菜没了,药没了,鸡蛋贵死,快递不送,现在别说13元的配送费了,想要去医院买点东西闪送费103元都常常没人送,因为城市躺平了,社会面上感染越来越多,教育局酌情开学的时间一而再再而三地延期,路霄和良寒在群里看同学老师亲朋好友的情况,感觉大家的症状都好严重啊,医院挤兑得没有病床,小孩高烧不退,他俩算是走运的,病了也没太严重,物资虽然不足,但也不算短缺,相比其他人,他们心有戚戚。
良寒的爸妈其实在7号、9号就回S市了,但是到S就被隔离了,目前是住在与鹿溪源隔了一条主街的宾馆里,从二十三楼的高度往鹿溪源的方向看,听说是能看到他们家的红色屋顶,但是就是回不来。
路霄心说回不来也好,良寒家那两位家长气场太强大,一家三口的能量场都过于满,不知进退地放在一个屋檐下,这么个小家哪能装下这么三尊大佛。

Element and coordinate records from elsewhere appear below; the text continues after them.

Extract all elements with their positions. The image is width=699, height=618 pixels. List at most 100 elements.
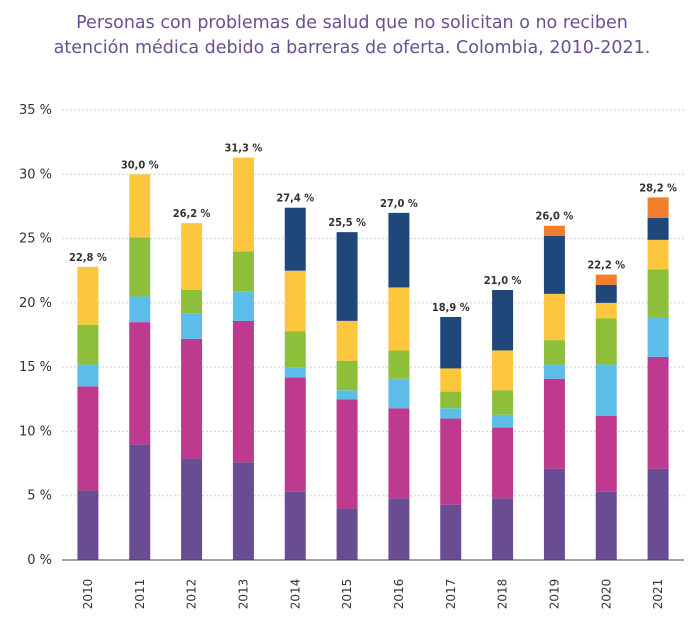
bars (77, 157, 669, 560)
bar-segment (388, 212, 410, 288)
bar-segment (595, 284, 617, 303)
bar-segment (336, 390, 358, 400)
x-tick-label: 2010 (81, 579, 95, 610)
bar-segment (388, 378, 410, 409)
bar-total-label: 26,0 % (536, 210, 574, 223)
bar-segment (492, 350, 514, 391)
bar-segment (181, 338, 203, 459)
bar-segment (77, 266, 99, 325)
bar-segment (129, 296, 151, 323)
bar-total-label: 22,2 % (587, 259, 625, 272)
bar-segment (543, 293, 565, 341)
bar-segment (492, 427, 514, 499)
bar-segment (440, 408, 462, 419)
x-tick-label: 2016 (392, 579, 406, 610)
bar-total-label: 30,0 % (121, 158, 159, 171)
bar-segment (647, 317, 669, 357)
bar-segment (77, 490, 99, 560)
bar-segment (595, 491, 617, 560)
bar-segment (336, 508, 358, 560)
x-tick-label: 2015 (340, 579, 354, 610)
bar-segment (388, 408, 410, 499)
bar-segment (595, 364, 617, 416)
x-tick-label: 2013 (236, 579, 250, 610)
chart-title-line-2: atención médica debido a barreras de ofe… (54, 38, 651, 58)
bar-segment (336, 399, 358, 509)
bar-segment (543, 468, 565, 560)
bar-total-label: 21,0 % (484, 274, 522, 287)
bar-segment (388, 498, 410, 560)
y-tick-label: 25 % (19, 232, 52, 247)
bar-segment (595, 302, 617, 319)
bar-segment (336, 232, 358, 321)
y-tick-label: 30 % (19, 167, 52, 182)
bar-segment (647, 197, 669, 218)
y-tick-label: 10 % (19, 424, 52, 439)
bar-segment (181, 290, 203, 314)
y-tick-label: 5 % (27, 489, 52, 504)
bar-segment (492, 498, 514, 560)
bar-segment (77, 324, 99, 365)
bar-segment (647, 239, 669, 270)
bar-total-label: 28,2 % (639, 181, 677, 194)
bar-segment (543, 236, 565, 294)
bar-segment (440, 418, 462, 505)
bar-segment (492, 414, 514, 428)
bar-segment (595, 416, 617, 492)
bar-segment (232, 462, 254, 560)
bar-segment (440, 317, 462, 369)
x-tick-label: 2018 (496, 579, 510, 610)
bar-segment (595, 274, 617, 285)
bar-segment (543, 364, 565, 379)
x-axis: 2010 2011 2012 2013 2014 2015 2016 2017 2018 2019… (62, 559, 684, 610)
bar-segment (543, 340, 565, 365)
bar-segment (440, 391, 462, 409)
bar-segment (440, 504, 462, 560)
x-tick-label: 2017 (444, 579, 458, 610)
x-tick-label: 2012 (185, 579, 199, 610)
bar-total-label: 27,0 % (380, 197, 418, 210)
x-tick-label: 2014 (288, 579, 302, 610)
bar-total-label: 25,5 % (328, 216, 366, 229)
x-tick-label: 2020 (599, 579, 613, 610)
bar-segment (284, 331, 306, 368)
bar-segment (284, 377, 306, 492)
bar-segment (77, 386, 99, 491)
bar-segment (492, 290, 514, 351)
bar-segment (232, 320, 254, 463)
bar-segment (543, 225, 565, 236)
bar-segment (440, 368, 462, 392)
bar-total-label: 22,8 % (69, 251, 107, 264)
y-axis: 0 % 5 % 10 % 15 % 20 % 25 % 30 % 35 % (19, 103, 52, 568)
bar-segment (232, 251, 254, 292)
bar-segment (129, 174, 151, 238)
bar-segment (181, 458, 203, 560)
x-tick-label: 2019 (547, 579, 561, 610)
bar-total-label: 31,3 % (225, 142, 263, 155)
bar-segment (284, 270, 306, 332)
bar-segment (232, 157, 254, 252)
x-tick-label: 2011 (133, 579, 147, 610)
bar-segment (388, 350, 410, 379)
bar-segment (284, 207, 306, 271)
y-tick-label: 35 % (19, 103, 52, 118)
bar-total-label: 18,9 % (432, 301, 470, 314)
bar-segment (284, 367, 306, 378)
bar-segment (647, 356, 669, 469)
bar-segment (77, 364, 99, 387)
y-tick-label: 0 % (27, 553, 52, 568)
bar-segment (595, 318, 617, 365)
bar-segment (336, 320, 358, 361)
total-labels: 22,8 % 30,0 % 26,2 % 31,3 % 27,4 % 25,5 % 27,0… (69, 142, 677, 314)
y-tick-label: 20 % (19, 296, 52, 311)
bar-segment (129, 237, 151, 297)
bar-total-label: 26,2 % (173, 207, 211, 220)
bar-segment (129, 444, 151, 560)
bar-segment (647, 468, 669, 560)
bar-segment (388, 287, 410, 351)
bar-segment (647, 269, 669, 317)
x-tick-label: 2021 (651, 579, 665, 610)
bar-segment (492, 390, 514, 415)
bar-segment (181, 223, 203, 290)
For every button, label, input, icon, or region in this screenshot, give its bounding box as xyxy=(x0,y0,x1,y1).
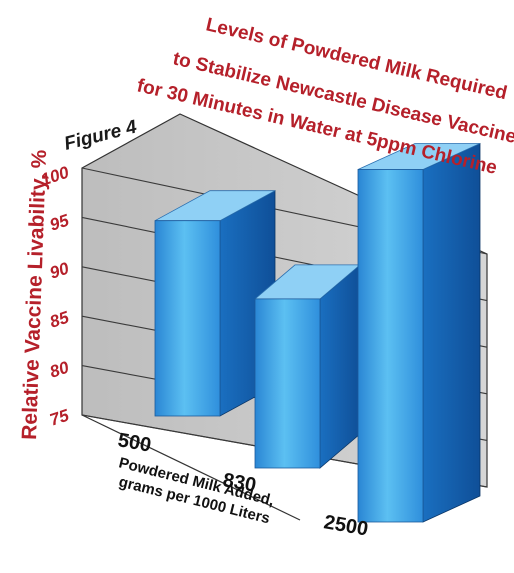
bar-front xyxy=(254,298,321,469)
bar-side xyxy=(319,264,361,469)
y-tick-label: 75 xyxy=(47,406,71,430)
y-tick-label: 80 xyxy=(47,358,71,382)
y-axis-label: Relative Vaccine Livability, % xyxy=(18,149,51,440)
bar-side xyxy=(422,142,481,523)
x-category-label: 500 xyxy=(116,429,153,456)
y-tick-label: 95 xyxy=(47,211,71,235)
bar-front xyxy=(357,169,424,523)
floor-edge xyxy=(81,414,301,521)
bar-front xyxy=(154,220,221,417)
bar xyxy=(357,142,481,523)
x-axis-label: Powdered Milk Added, grams per 1000 Lite… xyxy=(117,454,276,527)
bar xyxy=(253,264,362,469)
y-tick-label: 85 xyxy=(47,308,71,332)
y-tick-label: 90 xyxy=(47,259,71,283)
bars xyxy=(154,142,481,523)
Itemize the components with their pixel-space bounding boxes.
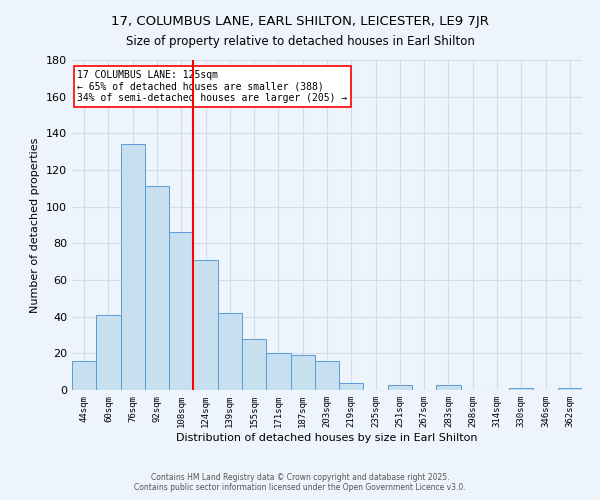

相比之下,路霄更担心爸爸。路闻烨现在还在医院,是因为医院建议他这个情况留院观察,但是路霄也知道现在医院就是个毒巢,他爸妈能呆多久也不好说,弄得他晚上和良寒上床都非常的不自在,总担心爸妈忽然回来,一点风吹草动就提心吊胆。
最要命的是,十号的时候路霄才意识到从从21号上网课到现在竟然只有两周多一点,这十几天他和寒哥过的到底是什么日子啊?没黑没白,荒淫无度,买了那么多套套用没了,润滑油也要见底了,他俩但凡上起床来就变得不知死活,十条刹车片也拦不住。
“我们得禁欲。”路霄倒着气撑着身体,忧心忡忡地对身上的人说:“寒哥,你说你要是猝死在我身上我怎么跟你爸妈解释啊。”